Roesch studied film at N.Y.U. and at the American Film Institute, and entered the industry in 1978. Soon after he moved to Los Angeles, Joan Rowe, who collected rent for Roesch’s landlord, and who was freelancing as a Foley artist, brought Roesch into the studio where she worked. “He was absolutely amazing,” she told me. “There was a character that came running across the stage, and jumped up, and spun around, and flipped over—I just can’t tell you the number of intricate steps that this character had—and John just went loobaloobaloobaloo.” She made a kind of cartoonish spiral sound to imitate his movements.
Roesch and Rowe became Foley partners. One of their first projects together was “The Black Stallion,” from 1979. (To simulate the clatter of horses’ hooves, they stuffed toilet plungers with fabric, among other techniques.) Roesch worked on the footsteps for Michael Jackson’s dance moves in “Thriller.” He and Rowe were hired by Steven Spielberg to do the Foley for “E.T.” That film, Rowe told me, was “the Foley artist’s dream, the Foley artist’s joy.” Spielberg had a distinct idea of how he wanted E.T. to sound: liquidy and alien, but funny, and not scary. Most crucially, it was important that the wide-eyed, wrinkled, freaky extraterrestrial be lovable.
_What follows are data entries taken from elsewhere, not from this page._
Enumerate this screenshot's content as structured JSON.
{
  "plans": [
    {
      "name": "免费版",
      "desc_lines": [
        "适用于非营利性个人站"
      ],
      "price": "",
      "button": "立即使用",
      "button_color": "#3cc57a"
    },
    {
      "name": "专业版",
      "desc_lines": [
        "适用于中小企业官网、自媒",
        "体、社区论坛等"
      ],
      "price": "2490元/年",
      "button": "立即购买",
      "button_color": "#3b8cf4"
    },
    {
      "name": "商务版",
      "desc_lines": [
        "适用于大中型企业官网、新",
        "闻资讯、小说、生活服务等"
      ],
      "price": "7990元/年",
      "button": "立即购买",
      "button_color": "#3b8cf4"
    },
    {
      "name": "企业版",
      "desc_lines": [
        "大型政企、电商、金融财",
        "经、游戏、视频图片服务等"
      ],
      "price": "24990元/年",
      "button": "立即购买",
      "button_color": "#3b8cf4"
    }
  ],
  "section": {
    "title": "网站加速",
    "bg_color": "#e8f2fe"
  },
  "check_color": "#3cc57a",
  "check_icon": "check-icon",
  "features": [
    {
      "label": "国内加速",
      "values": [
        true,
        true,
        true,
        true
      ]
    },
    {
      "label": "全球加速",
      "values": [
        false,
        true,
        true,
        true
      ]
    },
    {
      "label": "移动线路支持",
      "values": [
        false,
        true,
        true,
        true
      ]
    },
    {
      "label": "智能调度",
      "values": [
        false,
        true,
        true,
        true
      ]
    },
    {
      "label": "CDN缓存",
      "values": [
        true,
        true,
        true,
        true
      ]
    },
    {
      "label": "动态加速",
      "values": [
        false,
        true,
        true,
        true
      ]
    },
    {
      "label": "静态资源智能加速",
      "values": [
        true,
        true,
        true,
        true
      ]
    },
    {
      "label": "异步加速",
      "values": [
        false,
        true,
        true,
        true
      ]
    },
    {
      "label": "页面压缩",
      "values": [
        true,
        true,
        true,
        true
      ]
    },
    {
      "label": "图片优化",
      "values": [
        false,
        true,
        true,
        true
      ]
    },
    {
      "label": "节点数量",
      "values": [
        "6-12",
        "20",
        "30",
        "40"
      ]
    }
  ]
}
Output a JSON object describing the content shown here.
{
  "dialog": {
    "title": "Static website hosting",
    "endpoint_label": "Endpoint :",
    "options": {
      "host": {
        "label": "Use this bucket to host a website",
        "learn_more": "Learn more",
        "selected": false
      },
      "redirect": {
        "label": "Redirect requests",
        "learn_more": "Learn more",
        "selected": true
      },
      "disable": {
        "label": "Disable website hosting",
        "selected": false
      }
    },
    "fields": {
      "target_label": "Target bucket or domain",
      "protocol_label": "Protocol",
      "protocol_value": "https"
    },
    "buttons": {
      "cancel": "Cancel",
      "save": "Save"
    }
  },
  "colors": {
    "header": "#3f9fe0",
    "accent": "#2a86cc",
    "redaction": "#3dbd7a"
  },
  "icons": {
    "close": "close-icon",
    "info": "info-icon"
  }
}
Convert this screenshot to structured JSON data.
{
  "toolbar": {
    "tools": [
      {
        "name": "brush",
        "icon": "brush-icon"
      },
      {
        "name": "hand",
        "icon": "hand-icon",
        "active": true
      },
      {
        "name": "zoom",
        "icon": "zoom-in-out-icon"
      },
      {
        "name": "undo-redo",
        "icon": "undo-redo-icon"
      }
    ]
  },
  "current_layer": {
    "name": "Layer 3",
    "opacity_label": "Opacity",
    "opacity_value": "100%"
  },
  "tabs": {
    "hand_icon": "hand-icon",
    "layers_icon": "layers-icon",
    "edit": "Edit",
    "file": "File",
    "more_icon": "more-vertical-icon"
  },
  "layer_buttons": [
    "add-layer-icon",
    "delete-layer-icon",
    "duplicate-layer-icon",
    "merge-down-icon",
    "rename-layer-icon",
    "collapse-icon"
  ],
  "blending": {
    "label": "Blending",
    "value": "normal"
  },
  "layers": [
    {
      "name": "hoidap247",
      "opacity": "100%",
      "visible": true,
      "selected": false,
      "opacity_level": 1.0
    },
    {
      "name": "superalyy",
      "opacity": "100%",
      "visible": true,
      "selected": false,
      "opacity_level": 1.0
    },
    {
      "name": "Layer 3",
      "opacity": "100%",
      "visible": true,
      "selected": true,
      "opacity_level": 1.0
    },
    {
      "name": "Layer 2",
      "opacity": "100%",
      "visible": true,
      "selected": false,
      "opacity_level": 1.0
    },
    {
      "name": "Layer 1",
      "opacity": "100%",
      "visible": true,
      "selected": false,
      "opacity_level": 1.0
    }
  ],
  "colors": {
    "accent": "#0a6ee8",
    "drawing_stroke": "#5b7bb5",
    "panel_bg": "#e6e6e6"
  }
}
To make the sounds of E.T.’s movements, Rowe and Roesch landed on raw liver, which slid about in its package, and jello wrapped in a damp T-shirt. For the character’s body falls, Rowe recalls using a novelty-sized bag of popcorn; Roesch remembers using a pillowcase filled with rice and cereal.
There are certain well-worn tricks of the trade. Vegetables are old standbys: snapped celery for broken bones, hammered cabbage for a punch. (According to the Web site Atlas Obscura, during the climax of “Titanic,” in which Kate Winslet floats, shivering, on a piece of debris, Foley artists peeled back layers of frozen lettuce to add texture to the sound of her crisping hair.) Paper clips or nails, taped to the tips of a glove, are useful for the clicking footsteps of a house pet. Wet pieces of chamois leather, the sort that is used for cleaning cars, are highly versatile. “They sound just like mud,” Rowe said. “Also, they’re excellent for blood. If you want to stab somebody in the chest, and you want to hear the sound of the knife going in”—here she made a gushing, kuschhy sound—“get that chamois out and just squish it. I found this big plastic cup, and when you put a chamois in it, when it’s wet, when you rub it up and down”—she emitted another guttural gush—“it makes this incredible sound.”
Roesch refers to the eighties as his Camelot. He was part of the Foley team on “The Empire Strikes Back”—a large trash can for R2-D2—and worked on hits such as “Tron,” “Lethal Weapon,” “Gremlins,” and “Sixteen Candles.” The director John Hughes’s films, Roesch recalled, were straightforward, with the exception of the leather jackets in “The Breakfast Club”: “The one thing is, when you have leather jackets, are they just leather jackets, or are they evil, are they over the top—are we going to be concerned about this character?” For Trinity’s latex bodysuit in “The Matrix,” Roesch and his partner at the time, Hilda Hodges, used “crunchy, scrunchy leather.” “Schindler’s List” was “the ultimate realism project”—one struggle was finding a sonically accurate typewriter.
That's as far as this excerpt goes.